Monday, July 2, 2018

Let’s Make Cape Town’s Current Water Restrictions Permanent

The skies have opened over Cape Town and the rest of the Western Cape during the past few weeks, providing much needed relief from the ongoing severe drought the region has faced over the last several years. Lush green fields and forests and streaming waterfalls off of Table Mountain signal a return to rainfall patterns that are more normal for this time of year. This month’s rains have catapulted dam levels to over 42% capacity, higher than this time last year and 2016, although still far below recent historical levels.

The auspicious weather has resulted in the hopeful, if guarded, pronouncement by the City of Cape Town’s Deputy Mayor Ian Neilson that ‘Day Zero’ will likely be avoided in both 2018 and 2019. This is assuming, however, that the rains continue and that existing water restriction levels are maintained.

The City’s current water restrictions are, by many standards, exceptional within a modern developed context. For residential households, whose usage constitutes up to 70 percent of the City’s overall usage, these restrictions mean limiting daily consumption to 50 litres of water per person per day. While the City’s population has yet to achieve this goal, it has consistently come close over the past calendar year, halving domestic water consumption compared to before the drought. For the sake of comparison, in the wake of California’s own historic drought a few years ago, Californians’ daily consumption in 2017 averaged between 272-363 litres, roughly five times that of Capetonians.

Notwithstanding the recovering dam levels and Capetonians’ heroic conservation measures, short-term projections and long-term scientific forecasts indicate that returning to previous water consumption levels would likely imperil Cape Town’s water security. Even under current consumption levels, improbably high sustained rainfall would be needed over the next year in order to erase the impact of the recent drought. Capetonian poet and water writer Helen Moffett writes that expecting this amount of rain would be “like rolling the dice, coming up with six, and assuming that the next eleven times it rolls, it's going to come up six again.” Yet some observers expect only an averagely wet winter, meaning the odds look even worse for gambling that this will be an exceptional year. More likely, it will take years of “average” rainfall to return to normal dam levels. In the longer term, the climatologists forecast a 2-17 percent reduction in annual run-off by 2050, meaning that the Western Cape could see a reduction in daily yield of 160 million litres, the equivalent to roughly one quarter to one third of daily output today.
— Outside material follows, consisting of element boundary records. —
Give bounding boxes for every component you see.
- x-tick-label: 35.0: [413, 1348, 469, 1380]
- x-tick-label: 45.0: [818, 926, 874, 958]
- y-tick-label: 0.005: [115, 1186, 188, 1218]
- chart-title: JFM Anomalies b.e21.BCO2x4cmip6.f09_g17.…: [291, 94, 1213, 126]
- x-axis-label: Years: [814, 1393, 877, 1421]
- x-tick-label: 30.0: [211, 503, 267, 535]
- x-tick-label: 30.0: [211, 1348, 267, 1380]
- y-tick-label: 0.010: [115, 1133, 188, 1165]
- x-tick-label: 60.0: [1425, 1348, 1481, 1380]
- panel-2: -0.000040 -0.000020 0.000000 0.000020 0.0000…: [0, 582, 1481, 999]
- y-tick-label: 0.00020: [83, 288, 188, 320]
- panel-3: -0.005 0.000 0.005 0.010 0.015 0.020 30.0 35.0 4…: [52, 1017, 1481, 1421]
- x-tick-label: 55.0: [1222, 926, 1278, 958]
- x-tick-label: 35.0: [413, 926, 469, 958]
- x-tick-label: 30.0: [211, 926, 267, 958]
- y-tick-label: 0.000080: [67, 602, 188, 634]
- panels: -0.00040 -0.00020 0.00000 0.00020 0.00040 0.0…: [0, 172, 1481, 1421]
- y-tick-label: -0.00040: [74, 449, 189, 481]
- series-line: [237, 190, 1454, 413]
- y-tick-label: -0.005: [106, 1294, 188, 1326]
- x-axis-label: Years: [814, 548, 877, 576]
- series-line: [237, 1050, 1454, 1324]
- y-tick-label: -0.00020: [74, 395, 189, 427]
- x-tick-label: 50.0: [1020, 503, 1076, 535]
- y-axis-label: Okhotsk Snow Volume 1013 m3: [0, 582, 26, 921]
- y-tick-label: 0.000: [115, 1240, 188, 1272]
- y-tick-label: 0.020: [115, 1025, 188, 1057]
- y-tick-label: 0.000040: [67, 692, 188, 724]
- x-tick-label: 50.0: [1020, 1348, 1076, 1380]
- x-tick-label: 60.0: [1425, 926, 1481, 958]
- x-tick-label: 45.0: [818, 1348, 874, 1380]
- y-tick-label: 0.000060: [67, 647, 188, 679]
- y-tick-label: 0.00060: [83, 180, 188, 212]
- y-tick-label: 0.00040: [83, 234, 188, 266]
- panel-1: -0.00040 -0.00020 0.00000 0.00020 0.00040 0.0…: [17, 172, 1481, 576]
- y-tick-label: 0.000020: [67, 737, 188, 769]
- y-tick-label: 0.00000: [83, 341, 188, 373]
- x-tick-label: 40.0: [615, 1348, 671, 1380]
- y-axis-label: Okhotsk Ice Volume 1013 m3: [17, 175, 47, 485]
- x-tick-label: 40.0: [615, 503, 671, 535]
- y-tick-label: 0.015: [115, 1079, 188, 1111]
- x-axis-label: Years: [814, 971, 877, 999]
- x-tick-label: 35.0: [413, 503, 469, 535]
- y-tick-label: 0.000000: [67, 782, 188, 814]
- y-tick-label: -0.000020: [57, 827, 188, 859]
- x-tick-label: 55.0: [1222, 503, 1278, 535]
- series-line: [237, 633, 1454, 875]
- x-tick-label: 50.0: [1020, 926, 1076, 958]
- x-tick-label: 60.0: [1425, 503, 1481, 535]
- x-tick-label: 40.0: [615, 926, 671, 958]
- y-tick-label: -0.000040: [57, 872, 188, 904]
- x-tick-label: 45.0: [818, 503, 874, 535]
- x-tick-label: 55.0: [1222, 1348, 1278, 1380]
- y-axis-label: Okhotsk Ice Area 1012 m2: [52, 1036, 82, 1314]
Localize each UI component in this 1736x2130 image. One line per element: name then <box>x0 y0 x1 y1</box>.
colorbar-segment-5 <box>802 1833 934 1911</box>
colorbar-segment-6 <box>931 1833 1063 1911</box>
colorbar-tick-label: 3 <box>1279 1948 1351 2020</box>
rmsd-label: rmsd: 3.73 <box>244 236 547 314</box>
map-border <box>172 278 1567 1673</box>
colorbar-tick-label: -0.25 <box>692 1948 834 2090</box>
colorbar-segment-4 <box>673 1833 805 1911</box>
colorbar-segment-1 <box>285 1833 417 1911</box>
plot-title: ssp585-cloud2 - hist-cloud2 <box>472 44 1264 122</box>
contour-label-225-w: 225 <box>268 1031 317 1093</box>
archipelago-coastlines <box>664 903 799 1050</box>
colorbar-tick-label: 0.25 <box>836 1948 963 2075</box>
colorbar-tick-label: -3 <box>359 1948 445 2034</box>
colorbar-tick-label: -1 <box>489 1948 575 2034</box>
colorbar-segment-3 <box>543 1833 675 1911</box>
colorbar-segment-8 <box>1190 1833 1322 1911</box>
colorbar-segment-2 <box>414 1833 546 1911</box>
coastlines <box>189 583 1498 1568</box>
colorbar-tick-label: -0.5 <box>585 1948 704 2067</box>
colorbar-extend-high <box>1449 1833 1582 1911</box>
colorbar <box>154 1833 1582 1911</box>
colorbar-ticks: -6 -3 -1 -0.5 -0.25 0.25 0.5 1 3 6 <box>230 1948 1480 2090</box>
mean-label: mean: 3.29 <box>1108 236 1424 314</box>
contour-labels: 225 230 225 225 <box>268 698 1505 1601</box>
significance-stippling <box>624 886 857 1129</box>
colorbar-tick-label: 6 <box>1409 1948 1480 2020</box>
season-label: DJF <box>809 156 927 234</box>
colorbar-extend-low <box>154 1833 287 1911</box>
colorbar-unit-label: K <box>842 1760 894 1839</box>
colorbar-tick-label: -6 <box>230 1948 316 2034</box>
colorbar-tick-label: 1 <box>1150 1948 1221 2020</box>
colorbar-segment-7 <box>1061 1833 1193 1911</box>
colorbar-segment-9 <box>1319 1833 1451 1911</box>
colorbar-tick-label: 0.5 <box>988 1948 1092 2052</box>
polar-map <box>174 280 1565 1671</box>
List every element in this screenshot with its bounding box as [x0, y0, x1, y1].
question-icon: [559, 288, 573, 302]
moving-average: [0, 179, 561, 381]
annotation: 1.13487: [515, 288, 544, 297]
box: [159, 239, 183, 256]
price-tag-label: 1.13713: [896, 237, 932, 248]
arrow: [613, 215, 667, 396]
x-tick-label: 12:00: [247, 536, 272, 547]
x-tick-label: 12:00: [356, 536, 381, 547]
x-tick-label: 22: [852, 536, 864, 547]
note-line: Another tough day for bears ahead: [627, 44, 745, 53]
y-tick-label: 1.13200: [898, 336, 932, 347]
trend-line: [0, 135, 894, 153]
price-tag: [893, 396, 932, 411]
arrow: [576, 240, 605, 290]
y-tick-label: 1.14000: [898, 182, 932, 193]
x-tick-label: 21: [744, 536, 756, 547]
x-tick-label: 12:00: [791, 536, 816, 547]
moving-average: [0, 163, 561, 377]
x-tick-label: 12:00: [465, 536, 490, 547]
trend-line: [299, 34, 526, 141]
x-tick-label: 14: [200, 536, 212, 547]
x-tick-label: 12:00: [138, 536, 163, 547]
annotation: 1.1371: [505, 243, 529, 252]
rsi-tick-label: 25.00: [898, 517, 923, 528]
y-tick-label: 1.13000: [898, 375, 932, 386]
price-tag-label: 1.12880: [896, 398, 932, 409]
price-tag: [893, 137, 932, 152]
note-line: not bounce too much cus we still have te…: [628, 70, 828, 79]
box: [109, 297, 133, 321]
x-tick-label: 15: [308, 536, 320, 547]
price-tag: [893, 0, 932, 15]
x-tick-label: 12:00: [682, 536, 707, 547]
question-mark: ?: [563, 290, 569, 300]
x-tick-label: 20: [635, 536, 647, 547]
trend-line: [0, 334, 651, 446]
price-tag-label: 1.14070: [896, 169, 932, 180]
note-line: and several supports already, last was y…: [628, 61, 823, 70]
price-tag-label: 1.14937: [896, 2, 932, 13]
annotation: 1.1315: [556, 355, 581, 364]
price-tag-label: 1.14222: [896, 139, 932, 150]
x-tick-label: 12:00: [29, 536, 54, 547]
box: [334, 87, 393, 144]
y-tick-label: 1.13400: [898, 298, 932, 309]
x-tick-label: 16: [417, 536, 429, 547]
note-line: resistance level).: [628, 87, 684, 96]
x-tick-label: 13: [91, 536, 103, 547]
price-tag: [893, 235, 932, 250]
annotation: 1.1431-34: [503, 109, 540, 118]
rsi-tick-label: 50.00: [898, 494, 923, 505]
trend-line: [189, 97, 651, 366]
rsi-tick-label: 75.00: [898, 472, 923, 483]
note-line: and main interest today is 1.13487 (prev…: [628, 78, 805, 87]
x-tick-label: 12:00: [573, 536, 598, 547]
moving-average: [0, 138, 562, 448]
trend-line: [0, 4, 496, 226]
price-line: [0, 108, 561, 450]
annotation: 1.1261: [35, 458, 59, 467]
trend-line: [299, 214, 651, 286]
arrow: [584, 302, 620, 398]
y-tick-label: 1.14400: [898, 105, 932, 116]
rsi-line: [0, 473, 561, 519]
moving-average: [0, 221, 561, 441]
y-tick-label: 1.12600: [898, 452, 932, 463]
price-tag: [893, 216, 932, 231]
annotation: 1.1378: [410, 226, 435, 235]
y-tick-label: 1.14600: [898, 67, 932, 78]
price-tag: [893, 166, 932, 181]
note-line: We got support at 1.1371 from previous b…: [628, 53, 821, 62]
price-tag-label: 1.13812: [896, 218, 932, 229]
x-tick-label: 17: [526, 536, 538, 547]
With these predictions of the future, and with the experience and knowledge that the past six months of drought restrictions have brought, why not take the bold move to establish the current restrictions as the new normal? The restrictions, along with an impressive citywide advertising campaign, have helped bring about behavioural changes in the way individuals and households manage water, changes that could be reinforced by making the current expectations permanent.

The City and Provincial governments may risk losing these water conservation gains based on near-term policy decisions. A return to more lenient water restriction levels will undoubtedly lower expectations about conservation and lead to increased consumption. On the other hand, continuing to justify the current restrictions as part of an emergency response to the unprecedented drought may fatigue citizens as they tire of maintaining a perpetual sense of urgency about water resources. Now is the time for the government to pivot from framing the current restrictions as extraordinary to establishing them as the expected baseline. Re-writing the water regulations to require current conservation efforts as the new normal will help to do this.

Obviously some of the current 6b restrictions would have to be adjusted in order to allow for responsible activities once the immediate severity of the drought has been overcome. The City has already shown its ability to adapt its regulatory approach in response to lessons learned during this drought. In addition, adoption of regulations is not sufficient; enforcement, publicity and investment must follow, while the government must also prioritize improving water access to those communities who lack it. However, now is the time to take the momentum that has propelled the City to the forefront of water conservation stewardship and leverage it to establish a new standard for water responsibility.